TV Recap: Community: “Pillows and Blankets”
(Image © NBC Universal)
"The Rambo titles never made sense. Neither does war.” -Abed Nadir, Facebook status update.
I was a PBS nerd as a kid, and remain one to this day. I remember rushing home with my mother to watch each part of Ken Burns’s groundbreaking documentary The Civil War every night it was on, and being captivated by its delicacy and grandeur. So just by attempting a tribute to the Burns-style documentaries of the past twenty years this episode had me on its side.
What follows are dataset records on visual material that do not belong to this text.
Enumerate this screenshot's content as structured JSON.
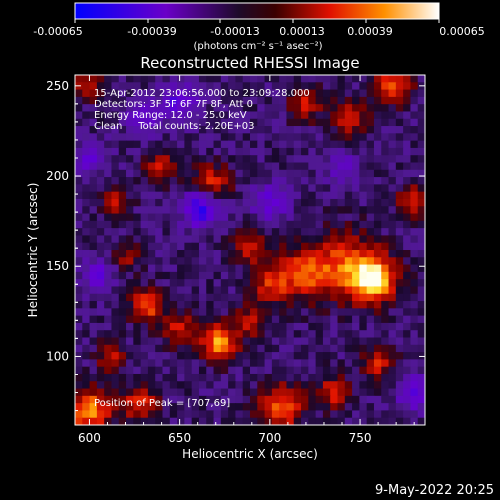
{
  "colorbar": {
    "ticks": [
      "-0.00065",
      "-0.00039",
      "-0.00013",
      "0.00013",
      "0.00039",
      "0.00065"
    ],
    "unit_label": "(photons cm⁻² s⁻¹ asec⁻²)"
  },
  "chart_data": {
    "type": "heatmap",
    "title": "Reconstructed RHESSI Image",
    "xlabel": "Heliocentric X (arcsec)",
    "ylabel": "Heliocentric Y (arcsec)",
    "xlim": [
      592,
      786
    ],
    "ylim": [
      62,
      256
    ],
    "xticks": [
      600,
      650,
      700,
      750
    ],
    "yticks": [
      100,
      150,
      200,
      250
    ],
    "value_range": [
      -0.00065,
      0.00065
    ],
    "colormap": "blue-purple-red-orange-yellow-white",
    "grid": false,
    "annotations": [
      "15-Apr-2012 23:06:56.000 to 23:09:28.000",
      "Detectors: 3F 5F 6F 7F 8F, Att 0",
      "Energy Range: 12.0 - 25.0 keV",
      "Clean     Total counts: 2.20E+03"
    ],
    "peak_label": "Position of Peak = [707,69]",
    "peak_position": [
      707,
      69
    ],
    "blobs": [
      {
        "x": 758,
        "y": 143,
        "v": 0.00065,
        "r": 12
      },
      {
        "x": 742,
        "y": 150,
        "v": 0.0004,
        "r": 18
      },
      {
        "x": 718,
        "y": 146,
        "v": 0.00038,
        "r": 14
      },
      {
        "x": 700,
        "y": 140,
        "v": 0.00032,
        "r": 10
      },
      {
        "x": 690,
        "y": 160,
        "v": 0.00028,
        "r": 10
      },
      {
        "x": 672,
        "y": 108,
        "v": 0.00052,
        "r": 10
      },
      {
        "x": 650,
        "y": 115,
        "v": 0.0003,
        "r": 9
      },
      {
        "x": 632,
        "y": 128,
        "v": 0.00042,
        "r": 9
      },
      {
        "x": 612,
        "y": 100,
        "v": 0.0003,
        "r": 8
      },
      {
        "x": 600,
        "y": 70,
        "v": 0.0005,
        "r": 12
      },
      {
        "x": 628,
        "y": 74,
        "v": 0.00035,
        "r": 10
      },
      {
        "x": 706,
        "y": 72,
        "v": 0.00045,
        "r": 12
      },
      {
        "x": 735,
        "y": 80,
        "v": 0.00032,
        "r": 9
      },
      {
        "x": 760,
        "y": 96,
        "v": 0.0003,
        "r": 9
      },
      {
        "x": 745,
        "y": 232,
        "v": 0.0003,
        "r": 10
      },
      {
        "x": 768,
        "y": 250,
        "v": 0.0004,
        "r": 10
      },
      {
        "x": 720,
        "y": 240,
        "v": 0.00028,
        "r": 9
      },
      {
        "x": 668,
        "y": 196,
        "v": 0.00035,
        "r": 10
      },
      {
        "x": 640,
        "y": 205,
        "v": 0.0003,
        "r": 9
      },
      {
        "x": 614,
        "y": 186,
        "v": 0.00026,
        "r": 8
      },
      {
        "x": 598,
        "y": 250,
        "v": 0.0003,
        "r": 8
      },
      {
        "x": 780,
        "y": 186,
        "v": 0.00034,
        "r": 9
      },
      {
        "x": 690,
        "y": 120,
        "v": 0.00028,
        "r": 9
      },
      {
        "x": 620,
        "y": 155,
        "v": 0.00022,
        "r": 8
      },
      {
        "x": 650,
        "y": 240,
        "v": -0.00032,
        "r": 10
      },
      {
        "x": 662,
        "y": 182,
        "v": -0.00045,
        "r": 10
      },
      {
        "x": 700,
        "y": 185,
        "v": -0.00028,
        "r": 10
      },
      {
        "x": 630,
        "y": 232,
        "v": -0.0003,
        "r": 9
      },
      {
        "x": 600,
        "y": 210,
        "v": -0.00026,
        "r": 9
      },
      {
        "x": 605,
        "y": 145,
        "v": -0.00026,
        "r": 9
      },
      {
        "x": 780,
        "y": 80,
        "v": -0.0003,
        "r": 10
      },
      {
        "x": 740,
        "y": 205,
        "v": -0.00024,
        "r": 9
      }
    ]
  },
  "footer_date": "9-May-2022 20:25"
}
But this was more than a functional tribute, it was (as the very best episodes of Community are) a use of the format it parodies to tell a story as that format best captures it. Had they merely shown the pillow/blanket war as it really was it could have felt too close to last season’s paintball finale. Using the documentary technique allows the characters to take center stage rather than the inherent goofiness of the concept, and also makes some nice observations along the way. Future historians really are going to have to comb through inane Facebook conversations and grainy cellphone footage to make sense of our time.
Last episode saw the Troy and Abed split, foreshadowed in every episode of this back half of Season Three, come at last, with Troy excitedly moving forward with his (and the Dean’s) plan to build the largest blanket fort in the world and Abed obstinately refusing to tear down his burgeoning pillow fort to allow it. At the beginning of this episode we are told, through helpful diagrams and narration, that they have split Greendale into two opposing factions: The United Forts of Pillowtown and The Legit Republic of Blanketburg. The rest of the episode is a tale of shifting allegiances and desperate strategies, which is all fine until the two former friends begin to really hurt each other’s feelings. Abed makes a strategic lists of Troy’s weaknesses, including his tendency to burst into tears.
I really don’t know what he’s talking about-
Oh. Yeah, okay.
Anyway, Troy fires back by reminding Abed that not only is Troy his best friend, he is his only friend, because no one else has the patience to deal with his robotic nature. Once it becomes clear that the two are really trying to tear each other apart Jeff must step in to save the day. He tries to smooth things over with a patented Winger speech, but it’s only by yielding to Abed and Troy’s playfulness that the conflict is resolved. The episode handles the recurring (and dully repetitive) story of Jeff’s narcissism in a subtle way, without getting sappy–a crutch the series often relies on. The final scenes of the episode, of an exhausted Abed and Troy fighting for hours because they can’t bear the thought of drifting apart, and the reveal that Jeff actually went to the Dean’s office to retrieve the invisible hats he’d given the boys earlier in the episode, were nicely underplayed and sweet.
There was a lot of complex storytelling here, but it felt effortless because the episode was so much damn fun. From Jeff and Annie’s banal texts to Britta’s consistently horrible photographs to The Changlorious Basterds (a name I literally cannot say or type without giggling like a little girl), every gag worked tonight. It was the funniest episode since “Regional Holiday Music”, and maybe even better than that one. The shaky-cam footage of Pierce’s giant pillow-man charging the Basterds may haunt my dreams tonight, but it’s also probably the single funniest image the show has ever given us.